Cuando me contaron aquella absurda historia, recordé algunas confidencias. Pami me habló de los encuentros con su hijo (el extraño hombre que los vecinos veían llegar con frecuencia a la casa) y me confesó un terrible tormento: jamás se perdonó el haber evadido nuevas entrevistas con él. Vivió amargada, esperando en vano su retorno. Pero él había impuesto como condición que Pami lo visitara a su casa. Un intento, a su manera, por reformar el modo de existir de ella, de estimular sus intereses en la vida. Pami, sin embargo, insistía en la clausura. Consideraba el deterioro de su aspecto físico como un justo castigo del destino y se negaba a salir de su casa más allá de lo necesario. Se sentía infeliz e indigna en efecto. Por eso jamás cumplió la cita. Por eso nunca se enteró de la muerte de su hijo...

***

Soler aclaró la voz. Intentó decir algo más, pero calló. Se escuchó el chirriar de llantas de un automóvil que trataba de evitar a un ciclista. Quise hacer algún comentario a la historia que Soler acababa de referirme, pero la visión de su rostro, sudoroso y congestionado, me detuvo. Me paralizó también el brillo de sus lágrimas.

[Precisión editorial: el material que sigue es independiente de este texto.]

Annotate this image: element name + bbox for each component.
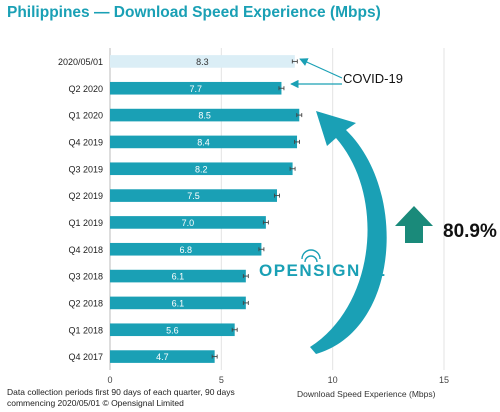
error-bar xyxy=(274,193,280,198)
bar xyxy=(110,350,215,363)
covid-arrow-1 xyxy=(299,58,343,79)
bar xyxy=(110,216,266,229)
error-bar xyxy=(278,86,285,91)
data-label: 8.2 xyxy=(195,164,208,174)
y-tick-label: Q3 2019 xyxy=(68,164,103,174)
x-axis-label: Download Speed Experience (Mbps) xyxy=(297,389,436,399)
data-label: 7.7 xyxy=(189,84,202,94)
x-tick-label: 15 xyxy=(439,375,449,385)
chart-title: Philippines — Download Speed Experience … xyxy=(7,4,381,21)
logo-signal-icon xyxy=(301,249,321,263)
bar xyxy=(110,162,293,176)
data-label: 5.6 xyxy=(166,325,179,335)
y-tick-label: 2020/05/01 xyxy=(58,57,103,67)
error-bar xyxy=(258,247,265,252)
error-bar xyxy=(242,274,249,279)
data-label: 8.4 xyxy=(197,137,210,147)
data-label: 7.5 xyxy=(187,191,200,201)
y-tick-label: Q3 2018 xyxy=(68,272,103,282)
error-bar xyxy=(262,220,269,225)
error-bar xyxy=(291,59,298,64)
data-label: 6.1 xyxy=(172,272,185,282)
bar xyxy=(110,269,246,283)
opensignal-logo: OPENSIGNAL xyxy=(259,261,387,280)
bar xyxy=(110,81,282,95)
x-tick-label: 0 xyxy=(107,375,112,385)
y-tick-label: Q1 2018 xyxy=(68,325,103,335)
data-label: 8.5 xyxy=(198,111,211,121)
bar xyxy=(110,55,295,68)
error-bar xyxy=(211,354,218,359)
y-tick-label: Q4 2018 xyxy=(68,245,103,255)
y-tick-label: Q1 2020 xyxy=(68,111,103,121)
data-label: 4.7 xyxy=(156,352,169,362)
growth-percent-label: 80.9% xyxy=(443,221,497,242)
y-tick-label: Q2 2019 xyxy=(68,191,103,201)
error-bar xyxy=(294,139,300,144)
y-tick-label: Q2 2020 xyxy=(68,84,103,94)
y-tick-label: Q1 2019 xyxy=(68,218,103,228)
bar xyxy=(110,108,300,122)
data-label: 6.8 xyxy=(179,245,192,255)
error-bar xyxy=(289,166,296,171)
bar xyxy=(110,323,235,337)
error-bar xyxy=(231,327,238,332)
data-label: 6.1 xyxy=(172,298,185,308)
y-tick-label: Q4 2017 xyxy=(68,352,103,362)
covid-label: COVID-19 xyxy=(343,71,403,86)
y-tick-label: Q2 2018 xyxy=(68,298,103,308)
y-tick-label: Q4 2019 xyxy=(68,137,103,147)
up-arrow-icon xyxy=(395,206,433,243)
footnote: Data collection periods first 90 days of… xyxy=(7,387,235,408)
bar xyxy=(110,296,246,310)
data-label: 8.3 xyxy=(196,57,209,67)
bar xyxy=(110,189,277,202)
error-bar xyxy=(242,300,249,305)
data-label: 7.0 xyxy=(182,218,195,228)
x-tick-label: 10 xyxy=(328,375,338,385)
growth-curve-arrow xyxy=(310,111,387,354)
error-bar xyxy=(296,113,303,118)
bar xyxy=(110,242,262,256)
x-tick-label: 5 xyxy=(219,375,224,385)
bar xyxy=(110,135,298,149)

Luego, se hizo el silencio no sólo en la cabina del auto, sino en las calles de alrededor. En seguida, Soler puso en marcha su coche y fuimos a instalarnos al hotel

No pude dormir en toda la noche recordando mi última visita a casa de Soler, allá en Mendoza, tras el funeral de su único hijo. Cómo olvidar esa apariencia antigua, oscura y olorosa que impregnaba toda su casa. Cómo dejar de recordar la extraña manía de su mujer de escuchar la radio a toda hora.